D’autres livres, toujours intéressants, souvent interrogeants, ont mis la Bipolarité, cette terrible pathologie, au centre de leurs récits. Celui-ci engage la chose bien au-delà, dans des chemins différents, presque outrancièrement ambitieux ; un tout autre voyage, complètement à part : « Mes identités fusillées, ombre d’écrivain, fatras de journaliste, murmure de paysan ». Découverte heurtée, presque angoissante – balade serait un mot obscène – du jeu de cartes complexe que Pierre balance sur la table de sa chambre d’hosto : ma Bipolarité, comment ça marche, d’où ça vient, où ça va… et le voilà qui retourne inlassablement, douloureusement, les cartes, pourquoi pas toutes. Décortiquer, comprendre, pour ce surdoué – « vous êtes très cortiqué – un terme neuro anatomique, vous avez un cortex cérébral très développé… » dit le psy. La danse, au sens parfois macabre, malmenante, à certains moments presque musicale – violente à n’y pas croire, et d’autres fois, d’une douceur mozartienne, mots et gestes, interroge dans un manège mi-cauchemar, mi-rêve, ce qui peut entrer dans la déconstruction du malade : les écarts, les trop grands écarts, clivages insupportables, déchirures schizophréniques. C’est ce que traque Pierre, dans son quotidien, et fondamentalement dans son livre. Et la récolte se fait, à la façon de l’homme des bois, de la terre, de la chasse qu’il est, des grands espaces libres en regard des barreaux de l’hosto. La famille, formidables parents, et derrière, en plusieurs plans séquences, les grands-pères, le papet préféré, la mamet – « huit ans en 1914 » –, les hordes de paysans abrutis aux tranchées, puis, terroirs ardéchois si sauvages, la dernière guerre, la résistance, les autres en face ; qui a fait ou dit quoi, et enfin l’exode, le rural, cette fois, ces « deux chèvres et puis quelques moutons » qu’a chanté Ferrat. La société, bien sûr, évidemment, pourrait-on dire, pour ce journaliste qui fit ses classes à l’Huma ; d’un côté, le garde-chasse paternel, de l’autre, la morgue de classes prépa.
Tout défile, en désordre, gagnant peu ou prou un ordre dans la tête affamée de Pierre, éclairant des pans entiers de malheurs ou de malaises.
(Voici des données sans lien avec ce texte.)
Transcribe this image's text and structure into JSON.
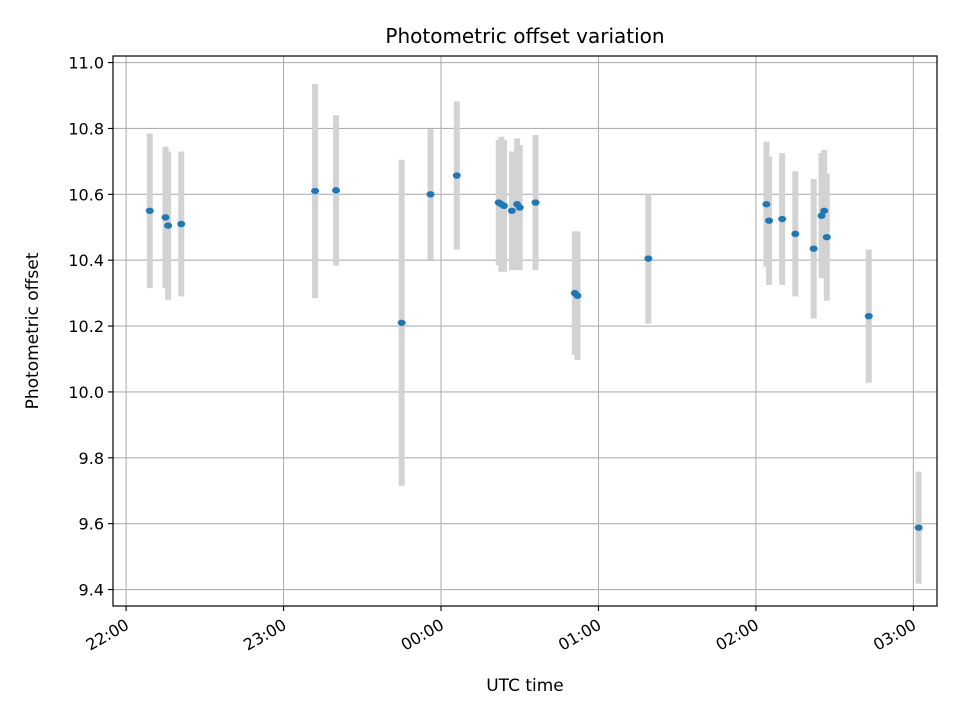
{
  "chart_data": {
    "type": "scatter",
    "title": "Photometric offset variation",
    "xlabel": "UTC time",
    "ylabel": "Photometric offset",
    "x_axis": {
      "kind": "time",
      "ticks": [
        "22:00",
        "23:00",
        "00:00",
        "01:00",
        "02:00",
        "03:00"
      ],
      "range": [
        "21:55",
        "03:09"
      ]
    },
    "y_axis": {
      "ticks": [
        "9.4",
        "9.6",
        "9.8",
        "10.0",
        "10.2",
        "10.4",
        "10.6",
        "10.8",
        "11.0"
      ],
      "range": [
        9.35,
        11.02
      ]
    },
    "grid": true,
    "colors": {
      "point": "#1f77b4",
      "errorbar": "#d3d3d3",
      "grid": "#b0b0b0"
    },
    "points": [
      {
        "x": "22:09",
        "y": 10.55,
        "yerr": 0.235
      },
      {
        "x": "22:15",
        "y": 10.53,
        "yerr": 0.215
      },
      {
        "x": "22:16",
        "y": 10.505,
        "yerr": 0.225
      },
      {
        "x": "22:21",
        "y": 10.51,
        "yerr": 0.22
      },
      {
        "x": "23:12",
        "y": 10.61,
        "yerr": 0.325
      },
      {
        "x": "23:20",
        "y": 10.612,
        "yerr": 0.228
      },
      {
        "x": "23:45",
        "y": 10.21,
        "yerr": 0.495
      },
      {
        "x": "23:56",
        "y": 10.6,
        "yerr": 0.198
      },
      {
        "x": "00:06",
        "y": 10.657,
        "yerr": 0.225
      },
      {
        "x": "00:22",
        "y": 10.575,
        "yerr": 0.19
      },
      {
        "x": "00:23",
        "y": 10.57,
        "yerr": 0.205
      },
      {
        "x": "00:24",
        "y": 10.565,
        "yerr": 0.2
      },
      {
        "x": "00:27",
        "y": 10.55,
        "yerr": 0.18
      },
      {
        "x": "00:29",
        "y": 10.57,
        "yerr": 0.2
      },
      {
        "x": "00:30",
        "y": 10.56,
        "yerr": 0.19
      },
      {
        "x": "00:36",
        "y": 10.575,
        "yerr": 0.205
      },
      {
        "x": "00:51",
        "y": 10.3,
        "yerr": 0.188
      },
      {
        "x": "00:52",
        "y": 10.292,
        "yerr": 0.195
      },
      {
        "x": "01:19",
        "y": 10.405,
        "yerr": 0.198
      },
      {
        "x": "02:04",
        "y": 10.57,
        "yerr": 0.19
      },
      {
        "x": "02:05",
        "y": 10.52,
        "yerr": 0.195
      },
      {
        "x": "02:10",
        "y": 10.525,
        "yerr": 0.2
      },
      {
        "x": "02:15",
        "y": 10.48,
        "yerr": 0.19
      },
      {
        "x": "02:22",
        "y": 10.435,
        "yerr": 0.212
      },
      {
        "x": "02:25",
        "y": 10.535,
        "yerr": 0.19
      },
      {
        "x": "02:26",
        "y": 10.55,
        "yerr": 0.185
      },
      {
        "x": "02:27",
        "y": 10.47,
        "yerr": 0.193
      },
      {
        "x": "02:43",
        "y": 10.23,
        "yerr": 0.202
      },
      {
        "x": "03:02",
        "y": 9.588,
        "yerr": 0.17
      }
    ]
  }
}
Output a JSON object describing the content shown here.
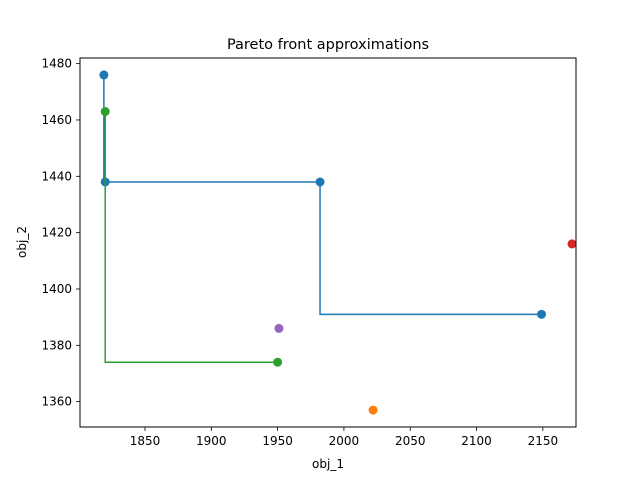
{
  "chart_data": {
    "type": "line",
    "title": "Pareto front approximations",
    "xlabel": "obj_1",
    "ylabel": "obj_2",
    "xlim": [
      1801,
      2175
    ],
    "ylim": [
      1351,
      1482
    ],
    "xticks": [
      1850,
      1900,
      1950,
      2000,
      2050,
      2100,
      2150
    ],
    "yticks": [
      1360,
      1380,
      1400,
      1420,
      1440,
      1460,
      1480
    ],
    "grid": false,
    "legend": "none",
    "series": [
      {
        "color": "#1f77b4",
        "step_line": true,
        "points": [
          [
            1819,
            1476
          ],
          [
            1820,
            1438
          ],
          [
            1982,
            1438
          ],
          [
            2149,
            1391
          ]
        ]
      },
      {
        "color": "#ff7f0e",
        "step_line": false,
        "points": [
          [
            2022,
            1357
          ]
        ]
      },
      {
        "color": "#2ca02c",
        "step_line": true,
        "points": [
          [
            1820,
            1463
          ],
          [
            1950,
            1374
          ]
        ]
      },
      {
        "color": "#d62728",
        "step_line": false,
        "points": [
          [
            2172,
            1416
          ]
        ]
      },
      {
        "color": "#9467bd",
        "step_line": false,
        "points": [
          [
            1951,
            1386
          ]
        ]
      }
    ]
  }
}
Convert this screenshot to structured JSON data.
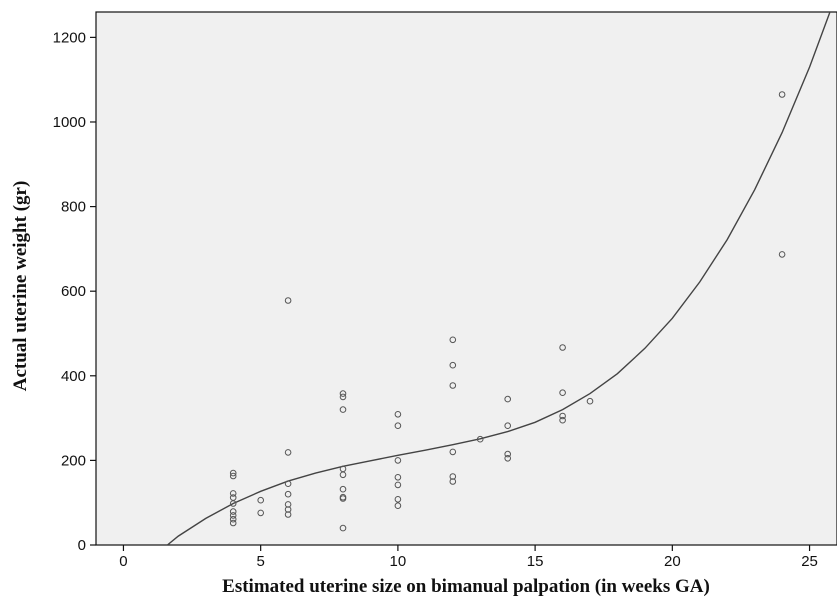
{
  "chart_data": {
    "type": "scatter",
    "title": "",
    "xlabel": "Estimated uterine size on bimanual palpation (in weeks GA)",
    "ylabel": "Actual uterine weight (gr)",
    "xlim": [
      -1,
      26
    ],
    "ylim": [
      0,
      1260
    ],
    "xticks": [
      0,
      5,
      10,
      15,
      20,
      25
    ],
    "yticks": [
      0,
      200,
      400,
      600,
      800,
      1000,
      1200
    ],
    "grid": false,
    "colors": {
      "background": "#f0f0f0",
      "point": "#555555",
      "line": "#444444"
    },
    "series": [
      {
        "type": "scatter",
        "points": [
          [
            4,
            170
          ],
          [
            4,
            163
          ],
          [
            4,
            122
          ],
          [
            4,
            112
          ],
          [
            4,
            98
          ],
          [
            4,
            79
          ],
          [
            4,
            70
          ],
          [
            4,
            61
          ],
          [
            4,
            52
          ],
          [
            5,
            106
          ],
          [
            5,
            76
          ],
          [
            6,
            578
          ],
          [
            6,
            219
          ],
          [
            6,
            145
          ],
          [
            6,
            120
          ],
          [
            6,
            96
          ],
          [
            6,
            84
          ],
          [
            6,
            72
          ],
          [
            8,
            358
          ],
          [
            8,
            350
          ],
          [
            8,
            320
          ],
          [
            8,
            180
          ],
          [
            8,
            166
          ],
          [
            8,
            132
          ],
          [
            8,
            113
          ],
          [
            8,
            110
          ],
          [
            8,
            40
          ],
          [
            10,
            309
          ],
          [
            10,
            282
          ],
          [
            10,
            200
          ],
          [
            10,
            160
          ],
          [
            10,
            142
          ],
          [
            10,
            108
          ],
          [
            10,
            93
          ],
          [
            12,
            485
          ],
          [
            12,
            425
          ],
          [
            12,
            377
          ],
          [
            12,
            220
          ],
          [
            12,
            162
          ],
          [
            12,
            150
          ],
          [
            13,
            250
          ],
          [
            14,
            345
          ],
          [
            14,
            282
          ],
          [
            14,
            215
          ],
          [
            14,
            205
          ],
          [
            16,
            467
          ],
          [
            16,
            360
          ],
          [
            16,
            305
          ],
          [
            16,
            295
          ],
          [
            17,
            340
          ],
          [
            24,
            1065
          ],
          [
            24,
            687
          ]
        ]
      },
      {
        "type": "line",
        "name": "",
        "x": [
          1.6,
          2,
          3,
          4,
          5,
          6,
          7,
          8,
          9,
          10,
          11,
          12,
          13,
          14,
          15,
          16,
          17,
          18,
          19,
          20,
          21,
          22,
          23,
          24,
          25,
          26
        ],
        "y": [
          0,
          21,
          63,
          98,
          127,
          151,
          170,
          186,
          199,
          212,
          224,
          237,
          251,
          268,
          290,
          320,
          358,
          405,
          465,
          536,
          622,
          722,
          840,
          975,
          1130,
          1305
        ]
      }
    ]
  }
}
Qui dit aussi famille, dit secret de famille ou dissimulation de longues habitudes ; ainsi vole en éclats, dans la bouche du père, l’image du grand-père, l’absolu préféré, « c’était une sale bête, je l’ai compris tout petit, c’était un ennemi – tu rigoles, pourquoi tu me l’as jamais dit – j’en sais rien, je sais pas Chichi… le temps a passé, j’ai plus de recul »…
Millefeuille étrange que ce récit au long cours, intercalant les informations croisées sur la famille, le sociétal, comme on aime dire, avec des scènes d’une force rare dans l’HP, mais, dit Pierre, « vous tous ici, les déchirés, vous la tenez serrée entre vos mains brisées, vous la portez, l’humanité ».
Traversée, épopée de soi, qui passe – ô combien réussie – par la langue, très dialogues, très parlée, pour autant remarquablement construite, souvent crue, nature, en fait, et l’accouchement, rebondissant sur le « encore vivant » du titre, enclenche, pendant qu’on retient son souffle, des métamorphoses essentielles, qui nous éclaboussent et nous nourrissent. Essentiel, le mot qu’il faut à ce livre.